Opinion
Case No. 14-20273
07-12-2017
ORDER DENYING DEFENDANT'S MOTION TO COMPEL DISCOVERY (DOC. 202)
This matter is presently before the Court on defendant Johnny Trotter, II, M.D.'s motion to compel discovery. (Doc. 202). Trotter was convicted of conspiracy to commit health care fraud or wire fraud and three counts of health care fraud on April 28, 2017. (Doc. 174). The Government filed a Motion to Revoke Bond on June 28, 2017. (Doc. 198). The Government relies on testimony from confidential informants to argue that defendant is a danger to the community because he is illegally prescribing controlled narcotics. This testimony is summarized in the Government's Sealed Memorandum in Support of its Motion to Revoke Bond. (Doc. 199). Prior to responding to the Government's motion, defendant moved to compel related discovery. (Doc. 202). He seeks the names of the confidential informants, their statements, and all interview notes, reports, and recordings.

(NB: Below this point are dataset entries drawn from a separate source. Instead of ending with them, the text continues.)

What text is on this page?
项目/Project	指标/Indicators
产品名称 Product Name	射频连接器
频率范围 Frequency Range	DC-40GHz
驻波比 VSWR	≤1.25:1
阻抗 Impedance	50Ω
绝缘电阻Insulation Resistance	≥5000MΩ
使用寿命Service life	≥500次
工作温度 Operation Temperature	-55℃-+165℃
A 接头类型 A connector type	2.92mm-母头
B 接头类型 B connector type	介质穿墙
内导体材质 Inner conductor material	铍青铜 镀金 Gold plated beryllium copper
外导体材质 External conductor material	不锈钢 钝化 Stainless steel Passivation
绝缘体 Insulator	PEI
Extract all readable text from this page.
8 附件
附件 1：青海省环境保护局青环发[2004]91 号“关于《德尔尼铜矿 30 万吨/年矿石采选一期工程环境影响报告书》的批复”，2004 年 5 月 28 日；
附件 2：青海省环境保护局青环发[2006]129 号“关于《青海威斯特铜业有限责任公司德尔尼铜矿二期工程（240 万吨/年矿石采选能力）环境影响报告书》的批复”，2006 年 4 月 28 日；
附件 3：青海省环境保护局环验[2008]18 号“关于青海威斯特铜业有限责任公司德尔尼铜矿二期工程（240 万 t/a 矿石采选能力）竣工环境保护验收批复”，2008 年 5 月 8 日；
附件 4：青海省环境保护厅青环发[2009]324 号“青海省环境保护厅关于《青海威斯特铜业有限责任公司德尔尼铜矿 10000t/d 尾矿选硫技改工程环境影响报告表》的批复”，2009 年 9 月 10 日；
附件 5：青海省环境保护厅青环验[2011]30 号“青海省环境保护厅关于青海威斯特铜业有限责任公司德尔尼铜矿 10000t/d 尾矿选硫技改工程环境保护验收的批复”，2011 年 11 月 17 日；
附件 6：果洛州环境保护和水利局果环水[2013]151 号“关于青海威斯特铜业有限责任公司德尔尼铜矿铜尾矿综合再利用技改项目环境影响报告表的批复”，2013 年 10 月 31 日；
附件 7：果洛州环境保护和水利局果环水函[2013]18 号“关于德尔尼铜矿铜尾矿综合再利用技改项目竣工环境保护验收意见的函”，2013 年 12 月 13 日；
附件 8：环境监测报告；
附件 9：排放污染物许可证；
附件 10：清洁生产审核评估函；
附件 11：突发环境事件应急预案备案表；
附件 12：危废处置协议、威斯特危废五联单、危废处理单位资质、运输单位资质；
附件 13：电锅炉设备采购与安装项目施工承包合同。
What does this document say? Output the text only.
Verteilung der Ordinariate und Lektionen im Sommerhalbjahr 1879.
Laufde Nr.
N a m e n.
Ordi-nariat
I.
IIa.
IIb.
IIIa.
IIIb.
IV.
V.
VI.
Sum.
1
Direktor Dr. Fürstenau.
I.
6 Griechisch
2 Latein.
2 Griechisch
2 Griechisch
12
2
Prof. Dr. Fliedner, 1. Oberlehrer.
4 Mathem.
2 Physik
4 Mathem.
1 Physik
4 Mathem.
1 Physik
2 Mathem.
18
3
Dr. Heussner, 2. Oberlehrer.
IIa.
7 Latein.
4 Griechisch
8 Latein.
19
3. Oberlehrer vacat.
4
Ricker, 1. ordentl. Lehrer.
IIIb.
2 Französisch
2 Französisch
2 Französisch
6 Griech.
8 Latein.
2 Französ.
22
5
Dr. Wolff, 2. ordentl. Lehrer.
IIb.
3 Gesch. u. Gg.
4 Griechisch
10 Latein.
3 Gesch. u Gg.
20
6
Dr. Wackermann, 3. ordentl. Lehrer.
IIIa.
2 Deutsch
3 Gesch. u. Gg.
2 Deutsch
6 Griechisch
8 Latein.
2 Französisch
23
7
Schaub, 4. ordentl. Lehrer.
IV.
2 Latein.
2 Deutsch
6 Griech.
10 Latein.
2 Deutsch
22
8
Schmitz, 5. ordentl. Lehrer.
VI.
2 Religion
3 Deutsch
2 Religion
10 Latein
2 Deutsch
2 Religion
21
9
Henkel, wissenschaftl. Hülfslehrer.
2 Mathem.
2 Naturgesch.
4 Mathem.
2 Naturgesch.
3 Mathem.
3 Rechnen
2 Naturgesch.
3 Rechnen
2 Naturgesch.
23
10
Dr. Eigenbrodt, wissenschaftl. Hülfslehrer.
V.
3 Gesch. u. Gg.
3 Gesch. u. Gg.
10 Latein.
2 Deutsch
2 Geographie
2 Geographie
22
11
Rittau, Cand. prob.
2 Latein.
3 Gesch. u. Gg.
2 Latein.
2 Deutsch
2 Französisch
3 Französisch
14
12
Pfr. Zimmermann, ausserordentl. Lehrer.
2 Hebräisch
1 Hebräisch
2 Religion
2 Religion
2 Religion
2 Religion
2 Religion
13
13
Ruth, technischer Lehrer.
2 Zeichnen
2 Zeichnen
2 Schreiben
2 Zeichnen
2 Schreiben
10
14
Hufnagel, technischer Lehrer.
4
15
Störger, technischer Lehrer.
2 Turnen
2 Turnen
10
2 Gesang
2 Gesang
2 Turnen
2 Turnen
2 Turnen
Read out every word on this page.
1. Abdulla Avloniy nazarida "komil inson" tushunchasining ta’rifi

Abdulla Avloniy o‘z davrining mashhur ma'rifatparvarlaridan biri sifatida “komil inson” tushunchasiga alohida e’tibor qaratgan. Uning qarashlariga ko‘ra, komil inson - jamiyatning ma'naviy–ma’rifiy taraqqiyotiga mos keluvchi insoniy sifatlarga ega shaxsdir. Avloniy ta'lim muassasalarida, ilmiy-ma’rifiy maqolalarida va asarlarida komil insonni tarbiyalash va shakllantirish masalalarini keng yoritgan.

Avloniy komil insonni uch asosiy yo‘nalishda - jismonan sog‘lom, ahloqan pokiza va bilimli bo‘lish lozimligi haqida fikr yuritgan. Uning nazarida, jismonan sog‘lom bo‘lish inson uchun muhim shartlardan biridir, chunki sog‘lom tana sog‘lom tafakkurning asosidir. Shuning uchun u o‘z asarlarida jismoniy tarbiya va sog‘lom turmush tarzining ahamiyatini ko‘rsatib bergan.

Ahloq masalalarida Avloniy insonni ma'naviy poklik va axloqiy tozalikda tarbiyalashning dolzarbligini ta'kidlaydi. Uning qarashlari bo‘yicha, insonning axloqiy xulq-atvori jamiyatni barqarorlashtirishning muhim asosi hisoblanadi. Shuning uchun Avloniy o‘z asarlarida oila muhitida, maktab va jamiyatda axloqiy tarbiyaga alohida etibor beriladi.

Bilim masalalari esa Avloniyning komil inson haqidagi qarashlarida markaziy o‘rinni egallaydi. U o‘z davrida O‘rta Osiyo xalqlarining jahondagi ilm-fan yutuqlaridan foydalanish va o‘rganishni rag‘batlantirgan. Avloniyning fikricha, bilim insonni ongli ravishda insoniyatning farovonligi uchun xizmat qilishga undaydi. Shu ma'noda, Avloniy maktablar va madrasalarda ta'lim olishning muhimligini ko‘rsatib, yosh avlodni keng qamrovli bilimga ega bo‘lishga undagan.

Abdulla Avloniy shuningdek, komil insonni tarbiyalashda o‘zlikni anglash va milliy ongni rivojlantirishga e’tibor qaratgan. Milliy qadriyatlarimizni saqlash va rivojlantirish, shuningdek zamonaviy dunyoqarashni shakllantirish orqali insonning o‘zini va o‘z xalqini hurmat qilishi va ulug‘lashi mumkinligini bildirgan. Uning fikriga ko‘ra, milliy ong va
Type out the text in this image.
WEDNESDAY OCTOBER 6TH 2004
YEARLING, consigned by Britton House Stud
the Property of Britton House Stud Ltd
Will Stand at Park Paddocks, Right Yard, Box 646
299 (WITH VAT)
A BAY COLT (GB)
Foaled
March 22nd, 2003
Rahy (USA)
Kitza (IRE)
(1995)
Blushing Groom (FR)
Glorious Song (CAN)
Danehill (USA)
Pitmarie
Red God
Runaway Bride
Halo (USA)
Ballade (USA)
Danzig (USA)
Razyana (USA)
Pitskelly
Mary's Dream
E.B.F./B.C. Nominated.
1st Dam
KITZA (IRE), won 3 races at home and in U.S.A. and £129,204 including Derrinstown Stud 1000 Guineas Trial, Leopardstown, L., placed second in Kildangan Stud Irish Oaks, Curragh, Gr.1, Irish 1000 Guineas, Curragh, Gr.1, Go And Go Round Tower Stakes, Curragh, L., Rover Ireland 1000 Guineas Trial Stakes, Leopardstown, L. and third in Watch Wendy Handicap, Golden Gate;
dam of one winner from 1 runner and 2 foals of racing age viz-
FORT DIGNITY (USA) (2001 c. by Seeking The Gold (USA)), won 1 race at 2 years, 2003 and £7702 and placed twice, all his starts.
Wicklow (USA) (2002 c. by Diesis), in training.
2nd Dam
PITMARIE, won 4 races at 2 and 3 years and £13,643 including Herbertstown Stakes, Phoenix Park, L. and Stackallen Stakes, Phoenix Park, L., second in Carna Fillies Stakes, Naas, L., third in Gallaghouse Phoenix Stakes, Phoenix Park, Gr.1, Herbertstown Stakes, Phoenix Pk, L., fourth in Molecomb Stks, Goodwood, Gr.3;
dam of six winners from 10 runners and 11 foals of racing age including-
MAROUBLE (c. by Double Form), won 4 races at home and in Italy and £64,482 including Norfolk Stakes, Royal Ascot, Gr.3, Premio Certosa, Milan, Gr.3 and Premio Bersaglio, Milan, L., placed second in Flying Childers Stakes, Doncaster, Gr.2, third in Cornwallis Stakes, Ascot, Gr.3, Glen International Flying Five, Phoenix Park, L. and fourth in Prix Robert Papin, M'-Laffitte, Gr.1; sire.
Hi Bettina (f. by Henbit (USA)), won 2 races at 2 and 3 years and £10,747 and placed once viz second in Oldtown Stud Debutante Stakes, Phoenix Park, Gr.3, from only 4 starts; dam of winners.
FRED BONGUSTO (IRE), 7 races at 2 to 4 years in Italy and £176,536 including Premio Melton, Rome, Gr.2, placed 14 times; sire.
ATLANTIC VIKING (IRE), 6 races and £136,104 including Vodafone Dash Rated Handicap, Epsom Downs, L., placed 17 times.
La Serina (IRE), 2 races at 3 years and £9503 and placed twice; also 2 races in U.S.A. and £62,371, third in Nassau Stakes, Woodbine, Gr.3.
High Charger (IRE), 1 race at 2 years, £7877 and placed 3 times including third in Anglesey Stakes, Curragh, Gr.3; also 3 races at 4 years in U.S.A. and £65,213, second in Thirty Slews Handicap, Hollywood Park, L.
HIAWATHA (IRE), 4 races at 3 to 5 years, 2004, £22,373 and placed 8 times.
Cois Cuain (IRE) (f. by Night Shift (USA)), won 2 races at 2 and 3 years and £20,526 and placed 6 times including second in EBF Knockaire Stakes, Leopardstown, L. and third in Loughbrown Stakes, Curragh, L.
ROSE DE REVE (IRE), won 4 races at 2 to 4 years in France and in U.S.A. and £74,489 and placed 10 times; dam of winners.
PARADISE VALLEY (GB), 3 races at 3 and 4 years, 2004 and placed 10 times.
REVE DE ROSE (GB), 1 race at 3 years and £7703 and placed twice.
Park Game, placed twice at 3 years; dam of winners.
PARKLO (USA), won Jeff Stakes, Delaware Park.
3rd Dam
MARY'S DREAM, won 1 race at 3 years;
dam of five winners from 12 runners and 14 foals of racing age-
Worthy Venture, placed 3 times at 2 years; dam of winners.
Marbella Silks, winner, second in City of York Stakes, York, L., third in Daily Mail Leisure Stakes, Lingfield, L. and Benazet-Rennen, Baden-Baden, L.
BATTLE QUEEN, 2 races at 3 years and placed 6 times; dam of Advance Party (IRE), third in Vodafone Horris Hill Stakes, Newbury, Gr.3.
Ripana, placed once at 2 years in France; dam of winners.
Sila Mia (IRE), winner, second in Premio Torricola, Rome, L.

"The Government has the privilege 'to withhold from disclosure the identity of persons who furnish information of violations of the law to officers charged with enforcement of that law.'" United States v. Poulsen, No. CR2-06-129, 2008 WL 928566, at *2 (S.D. Ohio, Apr. 7, 2008) (quoting Roviario v. United States, 353 U.S. 53, 59 (1957)). "To overcome this privilege, a defendant must 'show how disclosure of the informant would substantively assist his defense' or 'that disclosure is essential to a fair trial.'" Id. (quoting United States v. Moore, 954 F.2d 379, 381 (6th Cir. 1992)). "A defendant's 'mere conjecture or supposition about the possible relevancy of the informant's testimony' is not enough to warrant disclosure." Id. (quoting United States v. Sharp, 778 F.2d 1182, 1187 (6th Cir.1985)).
These rules were "crafted in the context of a defendant's right to a fair trial." Id. Trotter, however, seeks discovery in the context of bond revocation hearing. The Poulsen court recognized that bond revocation hearings allow "far fewer procedural protections" than a trial. "For example, the Federal Rules of Evidence do not apply at bond hearings and courts therefore may base their detention decisions on hearsay evidence." Id. (internal citations omitted).
Trotter fails to overcome the Government's privilege. He merely moves for discovery "[i]n order to properly refute the allegations in the Government's Motion." (Doc. 202 at PageID 4451). He has not shown how disclosure of the informant(s) would substantively assist his defense or that disclosure is essential. Trotter also argues that "the Government's Motion is based on nothing more than stale hearsay." (Doc. 202 at PageID 4450). To the extent that Trotter relies on this argument to compel discovery, as opposed to refuting the Motion to Revoke Bond, the argument fails. It does not assist in showing substantive assistance or that disclosure is essential. Further, the Federal Rules of Evidence do not apply at bond hearings, Poulsen, 2008 WL 928566, at *2, and therefore, the court may consider hearsay.
For the reasons stated above, Trotter's Motion to Compel Discovery is DENIED.
IT IS SO ORDERED. Dated: July 12, 2017
s/George Caram Steeh
GEORGE CARAM STEEH
UNITED STATES DISTRICT JUDGE
CERTIFICATE OF SERVICE
Copies of this Order were served upon attorneys of record on
July 12, 2017, by electronic and/or ordinary mail.